The DoubleTree Signature Cookies
In case you hadn’t heard, Hilton recently shared the recipe for the famous DoubleTree Signature Cookie and it might just be the best thing to come out of the pandemic.
If you have ever stayed at a DoubleTree hotel, then you know about the amazing chocolate chip cookie that awaits your arrival. The DoubleTree signature cookies are warm, chewy, and the perfect bit of comfort after a day of traveling.
There are a couple of surprises in this easy chocolate chip cookie recipe and here I share with you the recipe (exactly as written from Hilton) as well as a few notes from my experience testing the DoubleTree signature cookie recipe. Enjoy!
Servings
24
Ready In:
45 Minutes
Good For:
Dessert, Snack
DoubleTree Signature Cookie Ingredients
-
½ pound butter, softened (2 sticks)
-
¾ cup + 1 tablespoon granulated sugar
-
¾ cup packed light brown sugar
-
2 large eggs
-
1 ¼ teaspoons vanilla extract
-
¼ teaspoon freshly squeezed lemon juice
-
2 ¼ cups flour
-
1/2 cup rolled oats
-
1 teaspoon baking soda
-
1 teaspoon salt
-
Pinch cinnamon
-
2 2/3 cups semi-sweet chocolate chips
-
1 3/4 cups chopped walnuts
Cook’s note:
These chocolate chip cookies spread quite a bit when baking, so be sure to place them 2 inches apart on the baking sheet.
The first time I made the DoubleTree signature cookies I forgot to add the cinnamon.
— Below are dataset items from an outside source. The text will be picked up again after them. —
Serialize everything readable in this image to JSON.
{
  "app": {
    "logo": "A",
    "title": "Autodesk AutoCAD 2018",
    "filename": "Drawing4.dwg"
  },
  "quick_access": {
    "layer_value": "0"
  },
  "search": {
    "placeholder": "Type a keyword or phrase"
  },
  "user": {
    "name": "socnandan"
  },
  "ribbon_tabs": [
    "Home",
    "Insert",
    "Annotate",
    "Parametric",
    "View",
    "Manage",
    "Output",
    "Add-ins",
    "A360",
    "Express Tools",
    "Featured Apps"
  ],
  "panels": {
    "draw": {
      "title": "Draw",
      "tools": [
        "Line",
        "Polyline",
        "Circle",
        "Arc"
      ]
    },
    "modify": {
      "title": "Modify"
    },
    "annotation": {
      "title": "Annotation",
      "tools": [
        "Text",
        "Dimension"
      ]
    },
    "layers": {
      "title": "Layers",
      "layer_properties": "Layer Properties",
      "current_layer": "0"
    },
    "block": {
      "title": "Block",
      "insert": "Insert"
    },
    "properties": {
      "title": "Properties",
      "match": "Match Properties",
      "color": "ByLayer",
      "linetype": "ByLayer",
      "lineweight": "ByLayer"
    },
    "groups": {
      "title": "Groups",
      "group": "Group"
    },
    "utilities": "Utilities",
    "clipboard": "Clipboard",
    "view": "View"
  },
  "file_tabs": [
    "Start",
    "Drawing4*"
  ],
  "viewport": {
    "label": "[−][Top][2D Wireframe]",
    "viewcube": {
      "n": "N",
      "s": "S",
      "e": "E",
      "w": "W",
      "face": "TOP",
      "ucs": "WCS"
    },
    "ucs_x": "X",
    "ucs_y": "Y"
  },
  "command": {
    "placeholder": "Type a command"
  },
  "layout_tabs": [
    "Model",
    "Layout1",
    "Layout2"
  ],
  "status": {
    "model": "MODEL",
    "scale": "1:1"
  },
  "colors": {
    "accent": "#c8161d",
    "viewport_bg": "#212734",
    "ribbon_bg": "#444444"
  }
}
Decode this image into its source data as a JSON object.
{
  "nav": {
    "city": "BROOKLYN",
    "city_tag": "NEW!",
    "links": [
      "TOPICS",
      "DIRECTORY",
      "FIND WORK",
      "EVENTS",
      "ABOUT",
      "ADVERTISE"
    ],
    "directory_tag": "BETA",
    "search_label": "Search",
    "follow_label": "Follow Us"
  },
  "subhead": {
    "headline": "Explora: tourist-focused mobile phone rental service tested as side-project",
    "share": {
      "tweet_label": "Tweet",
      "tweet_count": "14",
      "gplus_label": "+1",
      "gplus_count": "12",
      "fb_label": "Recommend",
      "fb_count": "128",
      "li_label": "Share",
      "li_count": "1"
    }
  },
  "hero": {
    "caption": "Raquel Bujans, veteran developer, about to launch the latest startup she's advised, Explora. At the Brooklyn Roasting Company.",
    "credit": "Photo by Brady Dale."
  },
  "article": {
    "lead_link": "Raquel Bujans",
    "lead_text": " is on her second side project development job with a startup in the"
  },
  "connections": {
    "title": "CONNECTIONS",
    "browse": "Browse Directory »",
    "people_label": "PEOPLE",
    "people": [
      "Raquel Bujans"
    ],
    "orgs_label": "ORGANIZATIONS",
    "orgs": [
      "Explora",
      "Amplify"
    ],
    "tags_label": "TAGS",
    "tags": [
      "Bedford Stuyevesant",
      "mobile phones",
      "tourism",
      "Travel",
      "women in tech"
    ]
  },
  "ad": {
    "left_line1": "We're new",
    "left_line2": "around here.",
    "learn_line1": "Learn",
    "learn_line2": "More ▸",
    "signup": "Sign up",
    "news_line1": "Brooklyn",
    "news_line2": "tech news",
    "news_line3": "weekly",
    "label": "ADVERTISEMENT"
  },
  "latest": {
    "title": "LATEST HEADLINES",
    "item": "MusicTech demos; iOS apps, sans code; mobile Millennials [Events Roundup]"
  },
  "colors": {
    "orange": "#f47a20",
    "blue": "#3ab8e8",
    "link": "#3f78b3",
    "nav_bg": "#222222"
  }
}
I definitely noticed the difference when I repeated the recipe with cinnamon, so I don’t recommend omitting it.
My oven runs a little cool, so I found that these took 24 minutes to bake at 300 degrees. Start at 20 minutes and then add 2 minutes at a time from there until the edges are just browned. Try not to over-bake them, as they lose that perfect chewiness with added baking time.
Step by Step Instructions
Step 1
Cream butter, sugar and brown sugar in the bowl of a stand mixer on medium speed for about 2 minutes.
Step 2
Add eggs, vanilla, and lemon juice, blending with mixer on low speed for 30 seconds, then medium speed for about 2 minutes, or until light and fluffy, scraping down bowl.
Step 3
With mixer on low speed, add flour, oats, baking soda, salt, and cinnamon, blending for about 45 seconds. Don’t over mix.
Step 4
Remove bowl from mixer and stir in chocolate chips and walnuts. Portion dough with a scoop (about 3 tablespoons) onto a baking sheet lined with parchment paper about 2 inches apart.
Step 5
Preheat oven to 300°F. Bake for 20 to 23 minutes, or until edges are golden brown and center is still soft. Remove from oven and cool on baking sheet for about 1 hour.
Want more cookies? Me too. Try my Margarita Cookies next!
The DoubleTree Signature Cookies
Equipment
- Electric Mixer
Ingredients
- 2 Sticks Butter, softened
- 3/4 cup + 1 tbsp Granulated Sugar
- 3/4 cup Packed Brown Sugar
- 2 Large Eggs
- 1 1/4 tsp Vanilla Extract
- 1/4 tsp Lemon Juice, Freshly Squeezed
- 2 1/4 cups All-Purpose Flour
- 1/2 cup Rolled Oats
- 1 tsp Baking Soda
- 1 tsp Salt
- pinch Cinnamon
- 2 2/3 cups Semi-Sweet Chocolate Chips
- 1 3/4 cups Chopped Walnuts
Instructions
- Cream butter, sugar and brown sugar in the bowl of a stand mixer on medium speed for about 2 minutes.
- Add eggs, vanilla and lemon juice, blending with mixer on low speed for 30 seconds, then medium speed for about 2 minutes, or until light and fluffy, scraping down bowl.
- With mixer on low speed, add flour, oats, baking soda, salt and cinnamon, blending for about 45 seconds. Don’t over mix.
- Remove bowl from mixer and stir in chocolate chips and walnuts. Portion dough with a scoop (about 3 tablespoons) onto a baking sheet lined with parchment paper about 2 inches apart.
- Preheat oven to 300°F. Bake for 20 to 23 minutes, or until edges are golden brown and center is still soft. Remove from oven and cool on baking sheet for about 1 hour.